O Dr. Marwan al-Hamase, diretor do Hospital Abu Yousef al-Najjar, na cidade de Rafah, no sul, trata os feridos de Gaza há 20 anos. Amputações traumáticas – ou seja, aquelas que ocorrem fora de um hospital – de múltiplos membros eram raras em conflitos anteriores, disse ele, “mas agora estamos vendo isso em números muito elevados”.
O golpe que atingiu a carroça puxada por burro de Saber Ali Abu Jibba em 1º de março arrancou sua perna esquerda imediatamente. Isso prejudicou seriamente o seu direito; os médicos disseram que também pode ter que desaparecer.
“Tenho medo de perder a minha segunda perna”, disse ele enquanto estava deitado numa cama no Hospital Al-Aqsa, em Deir al Balah, com o cotoco apoiado numa almofada e a perna direita cheia de pinos de metal.
Abu Jibba, 21 anos, disse que estava infeliz pensando em seu futuro – que garota iria querer se casar com ele? Como ele vai funcionar?
“Ainda estou no início da minha vida, estou muito triste pelo que aconteceu comigo, com as minhas pernas”, disse ele.
Ele espera que lhe seja concedida autorização para sair de Gaza para tratamento – “e salvar a minha perna antes que seja tarde demais”.
Muitos amputados desta guerra estão em estados semelhantes de incerteza, sem saber se ou quando poderão fazer cirurgias de acompanhamento, próteses e reabilitação que estariam disponíveis no passado.
A sala 1 do Hospital Europeu de Gaza teve pelo menos três pessoas com membros perdidos numa tarde de primavera, algumas das quais assistiram a vídeos do TikTok graças ao Wi-Fi gratuito enquanto meninas vendiam chocolates e produtos caseiros.
Shadi Issam al-Daya, 29 anos, estava entre eles, sem as duas pernas e a mão esquerda.
“Graças a Deus, ainda tenho uma mão para segurar e carregar qualquer coisa”, disse ele. “Não terei nenhum emprego no futuro.”
Al-Daya – DJ em hotéis de Gaza antes da guerra – é casado e tem uma filha de 9 meses, Alaa. Ele disse que sua família ficou arrasada com os ferimentos.

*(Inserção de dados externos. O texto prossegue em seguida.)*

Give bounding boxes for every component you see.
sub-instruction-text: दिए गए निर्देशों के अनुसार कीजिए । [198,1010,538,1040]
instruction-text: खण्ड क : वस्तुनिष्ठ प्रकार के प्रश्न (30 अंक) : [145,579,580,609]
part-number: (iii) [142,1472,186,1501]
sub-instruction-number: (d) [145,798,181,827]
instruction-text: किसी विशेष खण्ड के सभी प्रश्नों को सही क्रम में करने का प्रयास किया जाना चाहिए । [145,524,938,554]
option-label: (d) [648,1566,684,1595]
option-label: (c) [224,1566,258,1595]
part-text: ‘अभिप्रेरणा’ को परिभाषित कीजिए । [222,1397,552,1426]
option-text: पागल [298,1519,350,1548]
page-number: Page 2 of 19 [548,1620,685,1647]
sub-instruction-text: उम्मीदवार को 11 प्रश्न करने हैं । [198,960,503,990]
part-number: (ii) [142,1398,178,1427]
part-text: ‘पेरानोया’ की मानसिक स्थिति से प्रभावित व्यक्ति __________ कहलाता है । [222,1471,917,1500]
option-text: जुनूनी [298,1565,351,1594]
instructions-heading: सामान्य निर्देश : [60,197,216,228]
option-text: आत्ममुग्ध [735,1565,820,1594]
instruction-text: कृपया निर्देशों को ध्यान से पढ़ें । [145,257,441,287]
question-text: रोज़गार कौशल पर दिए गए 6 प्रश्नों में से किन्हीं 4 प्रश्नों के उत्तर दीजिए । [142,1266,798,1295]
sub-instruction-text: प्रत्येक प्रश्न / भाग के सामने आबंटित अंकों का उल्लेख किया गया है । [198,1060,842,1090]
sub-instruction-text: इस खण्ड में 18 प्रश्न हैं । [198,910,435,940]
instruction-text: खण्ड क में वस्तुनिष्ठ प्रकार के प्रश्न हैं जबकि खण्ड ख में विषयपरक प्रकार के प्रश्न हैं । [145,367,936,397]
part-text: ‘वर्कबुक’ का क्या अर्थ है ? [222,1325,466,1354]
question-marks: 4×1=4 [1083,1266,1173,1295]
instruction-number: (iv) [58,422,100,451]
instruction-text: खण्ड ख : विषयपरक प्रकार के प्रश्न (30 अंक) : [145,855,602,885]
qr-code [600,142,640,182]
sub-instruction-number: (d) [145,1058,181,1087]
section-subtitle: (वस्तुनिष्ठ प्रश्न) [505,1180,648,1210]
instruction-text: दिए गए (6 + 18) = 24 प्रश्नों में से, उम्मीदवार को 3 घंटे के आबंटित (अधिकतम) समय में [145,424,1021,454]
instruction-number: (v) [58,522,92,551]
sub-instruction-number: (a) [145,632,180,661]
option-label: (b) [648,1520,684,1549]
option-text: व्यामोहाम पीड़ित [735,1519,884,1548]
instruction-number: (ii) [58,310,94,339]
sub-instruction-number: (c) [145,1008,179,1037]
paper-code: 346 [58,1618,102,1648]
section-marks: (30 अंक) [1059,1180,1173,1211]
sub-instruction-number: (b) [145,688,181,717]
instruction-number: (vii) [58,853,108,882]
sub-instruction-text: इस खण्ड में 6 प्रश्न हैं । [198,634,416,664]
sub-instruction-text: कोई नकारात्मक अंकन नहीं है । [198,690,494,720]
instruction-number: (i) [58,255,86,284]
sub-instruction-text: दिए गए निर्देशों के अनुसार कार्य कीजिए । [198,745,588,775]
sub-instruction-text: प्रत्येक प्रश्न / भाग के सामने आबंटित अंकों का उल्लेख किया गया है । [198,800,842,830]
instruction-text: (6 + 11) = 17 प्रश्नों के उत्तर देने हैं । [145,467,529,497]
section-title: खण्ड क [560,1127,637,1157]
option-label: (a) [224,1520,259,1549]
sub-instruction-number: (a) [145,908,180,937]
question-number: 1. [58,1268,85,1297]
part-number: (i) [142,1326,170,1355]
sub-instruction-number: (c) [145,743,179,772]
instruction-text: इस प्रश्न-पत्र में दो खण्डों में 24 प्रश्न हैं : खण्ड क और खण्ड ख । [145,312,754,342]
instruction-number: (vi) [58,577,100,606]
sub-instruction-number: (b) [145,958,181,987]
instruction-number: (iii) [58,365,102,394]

“Minha vida acabou, minha esposa se sente muito infeliz com o que aconteceu comigo”, acrescentou.
Médicos estrangeiros visitantes realizaram suas cirurgias, e al-Daya disse que precisaria de mais: não apenas no ombro esquerdo, mas também nas pernas.
O Dr. Bseso não conseguiu esterilizar a faca de cozinha que usou para amputar a perna da sobrinha naquele dia de dezembro – tudo o que usou foi água e sabão.
Só quatro dias depois é que foi seguro levar Ahed ao hospital, onde ela foi submetida a “uma série de cirurgias”, disse Bseso. O adolescente acabou sendo evacuado para o Egito e depois para os Estados Unidos para tratamento, com a ajuda de uma instituição de caridade americana.
“Em circunstâncias diferentes, ela teria cerca de 20% de chance de manter a perna”, disse Bseso.
“Em nossas circunstâncias”, acrescentou ele, “as chances dela eram literalmente zero”.